Profile wikifeeds memory usage for Helm chart
Closed, ResolvedPublic
Actions

Assigned To

Authored By

	• Mholloway
	Jul 29 2019, 10:14 PM

Description

We need to profile the new wikifeeds service's memory usage in order to get appropriate values to specify in the relevant fields of the Helm chart.

See the example here: T220401#5128786

Details

	Subject	Repo	Branch	Lines +/-
	Add ca-certificates package to build	mediawiki/services/wikifeeds	master	+1 -0
	First version of the wikifeeds chart	operations/deployment-charts	master	+572 -78

Customize query in gerrit

Related Objects
Search...

Status	Assigned	Task
Resolved	None	T169242 Develop Page Content Service for Reading Clients
Resolved	• Mholloway	T229286 Resolve service instability due to excessive event loop blockage since starting PCS response pregeneration
Resolved	• Mholloway	T170455 Extract the feed endpoints from PCS into a new wikifeeds service
Resolved	MSantos	T229287 Profile wikifeeds memory usage for Helm chart

Event Timeline

• Mholloway renamed this task from Profile wikifeeds to Profile wikifeeds memory usage for Helm chart.Jul 29 2019, 10:14 PM

• Mholloway triaged this task as High priority.

• Mholloway created this task.

• Mholloway assigned this task to MSantos.Jul 30 2019, 4:34 PM

Change 526679 had a related patch set uploaded (by MSantos; owner: MSantos):
[operations/deployment-charts@master] WIP: First version of the wikifeeds chart

https://gerrit.wikimedia.org/r/526679

gerritbot added a project: Patch-For-Review.Jul 31 2019, 2:14 PM

• Mholloway mentioned this in T229286: Resolve service instability due to excessive event loop blockage since starting PCS response pregeneration.Jul 31 2019, 6:30 PM

MSantos moved this task from To Do to Doing on the Product-Infrastructure-Team-Backlog-Deprecated (Kanban) board.Jul 31 2019, 6:57 PM

@akosiaris I'm pasting here some of the questions I sent to you by email regarding the similar work you did with Kask:

Did you profile Kask locally or in the prod server?
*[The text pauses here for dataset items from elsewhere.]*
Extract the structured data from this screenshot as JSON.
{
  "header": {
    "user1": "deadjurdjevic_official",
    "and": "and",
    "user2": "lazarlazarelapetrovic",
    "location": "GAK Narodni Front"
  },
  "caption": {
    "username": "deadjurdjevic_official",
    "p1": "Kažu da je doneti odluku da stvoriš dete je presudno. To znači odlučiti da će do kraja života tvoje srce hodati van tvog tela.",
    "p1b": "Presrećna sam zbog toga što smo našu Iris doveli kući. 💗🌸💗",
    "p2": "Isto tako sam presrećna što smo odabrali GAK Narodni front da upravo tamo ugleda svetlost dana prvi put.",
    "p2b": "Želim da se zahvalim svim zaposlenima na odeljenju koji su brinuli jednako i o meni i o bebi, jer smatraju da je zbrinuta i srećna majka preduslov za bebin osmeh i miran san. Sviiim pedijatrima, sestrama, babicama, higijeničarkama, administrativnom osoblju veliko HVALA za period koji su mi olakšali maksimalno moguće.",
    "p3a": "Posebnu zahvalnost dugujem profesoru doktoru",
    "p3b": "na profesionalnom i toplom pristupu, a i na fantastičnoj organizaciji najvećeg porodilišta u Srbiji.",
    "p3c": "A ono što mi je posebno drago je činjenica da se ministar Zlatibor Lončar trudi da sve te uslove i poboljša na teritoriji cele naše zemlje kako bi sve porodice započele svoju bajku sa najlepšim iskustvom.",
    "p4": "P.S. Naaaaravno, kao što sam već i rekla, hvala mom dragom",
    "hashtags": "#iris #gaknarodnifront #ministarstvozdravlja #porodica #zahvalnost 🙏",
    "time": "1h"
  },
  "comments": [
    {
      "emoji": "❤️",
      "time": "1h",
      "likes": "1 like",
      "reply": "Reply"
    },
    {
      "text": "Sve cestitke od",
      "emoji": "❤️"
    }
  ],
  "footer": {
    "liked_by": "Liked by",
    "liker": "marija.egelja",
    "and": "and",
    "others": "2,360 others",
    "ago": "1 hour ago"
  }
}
I see that you used Grafana and that made me wonder.
If you did locally, did you use helm-charts development environment?
If you did in the server, could you explain me (or point to proper documentation) how to do it?

For posterity's and transparency's sake, pasting the answer I already gave to @MSantos via email

I 've written the following as a guide on how to do that

https://wikitech.wikimedia.org/wiki/User:Alexandros_Kosiaris/Benchmarking_kubernetes_apps

It should be pretty straightforward to follow it, unless you have a
ton of endpoints to benchmark against. In that case, I suggest having
a look at http://locust.io as it can make benchmarking way easier than ab,
assuming some reading and some basic python knowledge (in fact the
graphs in T229287 are based on
that).

But to answer questions specifically as well

Did you profile Kask locally or in the prod server? I see that you used Grafana and that made me wonder.

Locally in minikube, which has grafana built-in (it's the heapster
addon you see there mentioned)

If you did locally, did you use helm-charts development environment?

nope, just minikube with a local checkout of the deployments charts
repo in order to speed up debugging (i.e. cd charts/wikifeeds ; helm
install --set key1=value .)

If you did in the server, could you explain me (or point to proper documentation) how to do it?

I sure hope the link above helps. It's meant to be moved into a more
proper place this quarter

Thanks for handling this @MSantos

Thanks @akosiaris! The tutorial really helped me with the setup.

I am now facing an odd issue that seems related to the k8s instance I'm running. When hitting some endpoints I got the following error:

{
  status: 504,
  type: "internal_http_error",
  detail: "Error: unable to get local issuer certificate",
  method: "post",
  uri: "https://en.wikipedia.org/w/api.php"
}

It looks like a service-runner requirement that is missing, @akosiaris do you have any ideas why this could be happening? cc/ @Pchelolo

In T229287#5384518, @MSantos wrote:
I am now facing an odd issue that seems related to the k8s instance I'm running. When hitting some endpoints I got the following error:
{
  status: 504,
  type: "internal_http_error",
  detail: "Error: unable to get local issuer certificate",
  method: "post",
  uri: "https://en.wikipedia.org/w/api.php"
}
It looks like a service-runner requirement that is missing, @akosiaris do you have any ideas why this could be happening? cc/ @Pchelolo

It can't verify the issuer for our certificate cause there aren't any CA certificates at all in the image.
Add ca-certificates to apt packages for the production variant (at the very least) on the blubber file, like in 1e61ca7d665.

Change 527160 had a related patch set uploaded (by MSantos; owner: MSantos):
[mediawiki/services/wikifeeds@master] Add ca-certificates package to build

https://gerrit.wikimedia.org/r/527160

Change 527160 abandoned by MSantos:
Add ca-certificates package to build

Reason:
the production image shouldn't install ca-certificates

https://gerrit.wikimedia.org/r/527160

So, I finish the setup and started some preliminary tests with the endpoint /v1/feed/onthisday, you can see it in the following image.

I'm using Apache Bench and it's still running, once is finished I will post the results here. Meanwhile, I'll write a locust.io script to perform a full test with all endpoints.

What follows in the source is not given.